La rigueur n'est pas une fatalité pour tous les responsables politiques (15 novembre 2011)

1481433971.jpgProposer un autre chemin que la politique de rigueur relève-t-il d'un discours de "doux rêveur", de "démagogue" ou de "populiste"? Non, répond Nicolas Dupont-Aignan (Debout la République): "L'autre politique, la seule raisonnable, la seule connectée à l'économie réelle consiste au contraire à s'attaquer aux causes profondes de la dette, c'est-à-dire le manque de recettes budgétaires et sociales lié à la mondialisation qui nivelle tout par le bas et, pour la France et les pays du Sud de l'Europe, la politique suicidaire de l'euro cher qui a asphyxié un peu plus nos industries".

"La dette est devenue, pour les tenants de la politique réaliste, ce qu'était le ciel chez les Gaulois: elle pourrait nous tomber sur la tête et bien peu sont ceux qui cherchent à en contrôler la création ou à la faire payer aux plus puissants", poursuit André Bellon, ancien président socialiste de la commission des affaires étrangères de l'Assemblée nationale.

Dans un récent essai (1), celui qui préside aujourd'hui une "Association pour une constituante" dénonce les élus qui, en lieu et place du mandat octroyé par les citoyens, acceptent un mandat des marchés comme si ceux-ci "étaient des êtres vivants ou, du moins, comme s'ils étaient une force transcendantale à laquelle nul ne peut résister". Ce qui revient à "transférer la souveraineté populaire aux agences de notation", renchérit Jean-Pierre Chevènement (Mouvement républicain et citoyen).

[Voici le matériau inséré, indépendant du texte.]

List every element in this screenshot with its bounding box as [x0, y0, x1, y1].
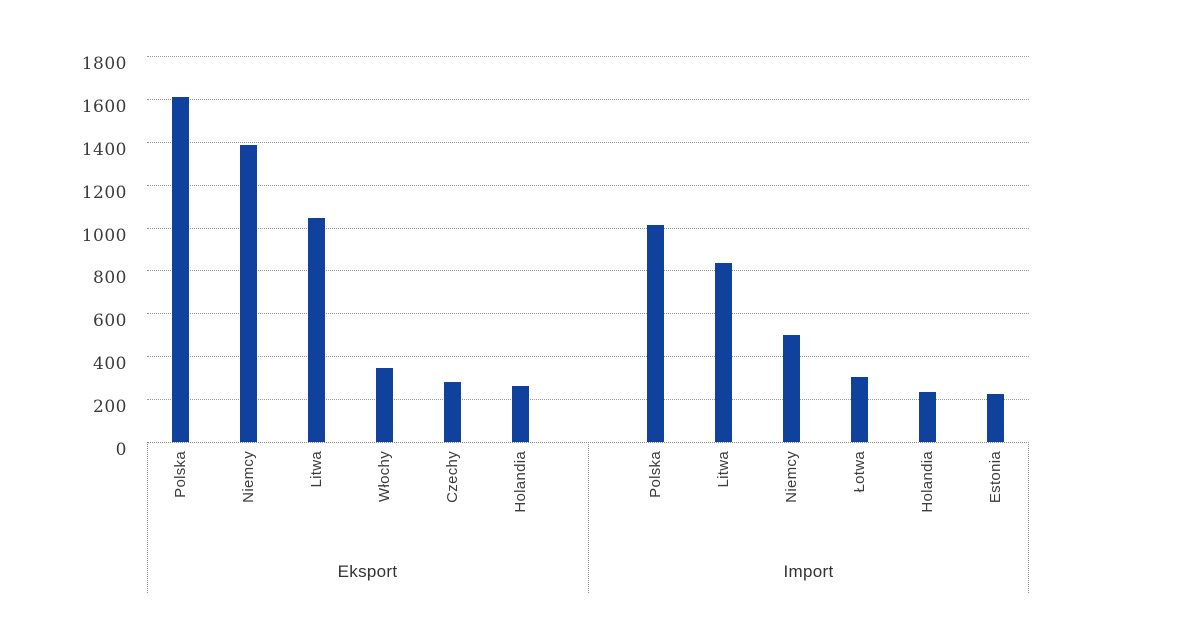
ytick-label: 1800	[81, 54, 127, 74]
y-axis-labels: 1800 1600 1400 1200 1000 800 600 400 200 0	[0, 54, 137, 460]
bar-slot	[825, 56, 893, 442]
category-label: Czechy	[443, 451, 461, 503]
gridline	[147, 56, 1029, 57]
category-slot: Litwa	[690, 451, 758, 553]
category-label: Estonia	[986, 451, 1004, 504]
bar	[443, 381, 461, 442]
gridline	[147, 227, 1029, 229]
category-label: Niemcy	[240, 451, 258, 503]
bar	[172, 96, 190, 442]
ytick-label: 400	[93, 354, 127, 375]
category-slot: Polska	[622, 451, 690, 553]
bar	[511, 386, 529, 442]
gridline	[147, 270, 1029, 272]
bar-slot	[690, 56, 758, 442]
category-slot-spacer	[554, 451, 622, 553]
bar	[308, 217, 326, 442]
ytick-label: 200	[93, 397, 127, 418]
ytick-label: 1000	[81, 225, 127, 246]
bar	[715, 262, 733, 442]
bar-slot-spacer	[554, 56, 622, 442]
bar-slot	[351, 56, 419, 442]
gridline	[147, 313, 1029, 315]
group-label-eksport: Eksport	[337, 562, 398, 581]
category-labels-row: Polska Niemcy Litwa Włochy Czechy Holandia Pol…	[147, 451, 1029, 553]
ytick-label: 0	[115, 440, 127, 460]
category-slot: Włochy	[351, 451, 419, 553]
category-slot: Niemcy	[758, 451, 826, 553]
group-label-import: Import	[783, 562, 834, 581]
bar-slot	[961, 56, 1029, 442]
group-labels-row: Eksport Import	[147, 562, 1029, 588]
bar	[918, 391, 936, 442]
category-slot: Holandia	[486, 451, 554, 553]
category-label: Polska	[647, 451, 665, 498]
bar-slot	[215, 56, 283, 442]
gridline	[147, 98, 1029, 100]
bar-slot	[147, 56, 215, 442]
category-label: Włochy	[375, 451, 393, 502]
ytick-label: 1200	[81, 182, 127, 203]
category-label: Niemcy	[783, 451, 801, 503]
category-label: Polska	[172, 451, 190, 498]
bar	[850, 376, 868, 442]
category-slot: Litwa	[283, 451, 351, 553]
bar-slot	[283, 56, 351, 442]
category-slot: Łotwa	[825, 451, 893, 553]
category-label: Holandia	[511, 451, 529, 513]
bar-slot	[418, 56, 486, 442]
bar-slot	[893, 56, 961, 442]
bar	[240, 145, 258, 442]
gridline	[147, 399, 1029, 401]
category-slot: Polska	[147, 451, 215, 553]
bars-row	[147, 56, 1029, 442]
bar-slot	[622, 56, 690, 442]
bar	[783, 334, 801, 442]
category-slot: Estonia	[961, 451, 1029, 553]
gridline	[147, 184, 1029, 186]
gridline	[147, 356, 1029, 358]
category-slot: Czechy	[418, 451, 486, 553]
bar	[647, 225, 665, 442]
ytick-label: 1600	[81, 96, 127, 117]
category-slot: Holandia	[893, 451, 961, 553]
category-label: Holandia	[918, 451, 936, 513]
bar-slot	[486, 56, 554, 442]
category-slot: Niemcy	[215, 451, 283, 553]
ytick-label: 800	[93, 268, 127, 289]
category-label: Litwa	[308, 451, 326, 488]
plot-area	[147, 56, 1029, 443]
category-label: Łotwa	[850, 451, 868, 493]
ytick-label: 600	[93, 311, 127, 332]
bar-slot	[758, 56, 826, 442]
ytick-label: 1400	[81, 139, 127, 160]
gridlines	[147, 56, 1029, 442]
bar	[986, 393, 1004, 442]
gridline	[147, 141, 1029, 143]
category-label: Litwa	[715, 451, 733, 488]
bar	[375, 368, 393, 442]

Selon le gaulliste Nicolas Dupont-Aignan, "l'UMP et le PS ont démissionné et sont entrés dans la même logique d'austérité culpabilisatrice de Pierre Laval en 1935", c'est-à-dire une politique de déflation. "Le concours du sang et des larmes repart de plus belle", dénonce parallèlement le socialiste Jean-Luc Mélenchon (Parti de gauche), estimant que "l'austérité a fait plus de dégâts en Grèce que la dette".

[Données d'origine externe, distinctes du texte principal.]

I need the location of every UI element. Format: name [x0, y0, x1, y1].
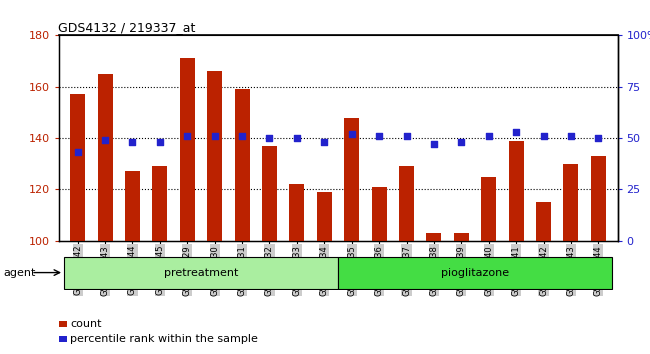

La même expression de Churchill avait été employée par Marine Le Pen dans une lettre adressée cet été à Christine Lagarde, directrice générale du FMI. "Le projet de redressement que je propose aux Français est en même temps un projet d'espérance, écrit la présidente du Front national. Je ne me résous pas à la rigueur, à la dette, au marasme social et à l'austérité sans fin. Je refuse d'offrir comme seule perspective à mon peuple de la sueur et des larmes."

Comparant le énième plan de rigueur du gouvernement à "une nouvelle saignée pour l'économie française", Jean-Pierre Chevènement entend également offrir un autre horizon que celui "d'une austérité à perpétuité" dans le seul but de conserver la note "triple A" de la France.

Au-delà de l'affirmation que la politique de rigueur n'est pas une fatalité, les alternatives économiques avancées présentent cependant des convergences et des divergences. Tous plaident en faveur de l'abrogation de la loi de 1973 obligeant la France à emprunter sur les marchés financiers, alors qu'auparavant elle pouvait directement emprunter auprès de la Banque de France sans payer d'intérêts ou à un taux bien inférieur à celui des marchés.

Afin de "démondialiser" et de "relocaliser" la production, le protectionnisme est la solution commune, mais Jean-Pierre Chevènement, Marine Le Pen et Nicolas Dupont-Aignan l'envisagent à l'échelon national, là où Jean-Luc Mélenchon (comme Arnaud Montebourg) le propose à l'échelon européen.

Enfin, Jean-Luc Mélenchon souhaite une dévaluation de l'euro, tandis que Marine Le Pen et Nicolas Dupont-Aignan veulent en sortir. Jean-Pierre Chevènement, lui, laisse les deux portes ouvertes: "Soit on réforme l'architecture de la monnaie unique, soit on ne peut pas car l'Allemagne s'y refuse et alors il faut envisager la mutation de la monnaie unique en une monnaie commune". Rappelant, non sans malice, que cette dernière correspondait à l'option originellement défendue par Pierre Bérégovoy à gauche et Édouard Balladur à droite.

Laurent de Boissieu
La-Croix.com, 09/11/2011

(1) Ceci n'est pas une dictature, Mille et une nuits, 179 pages, 10 €.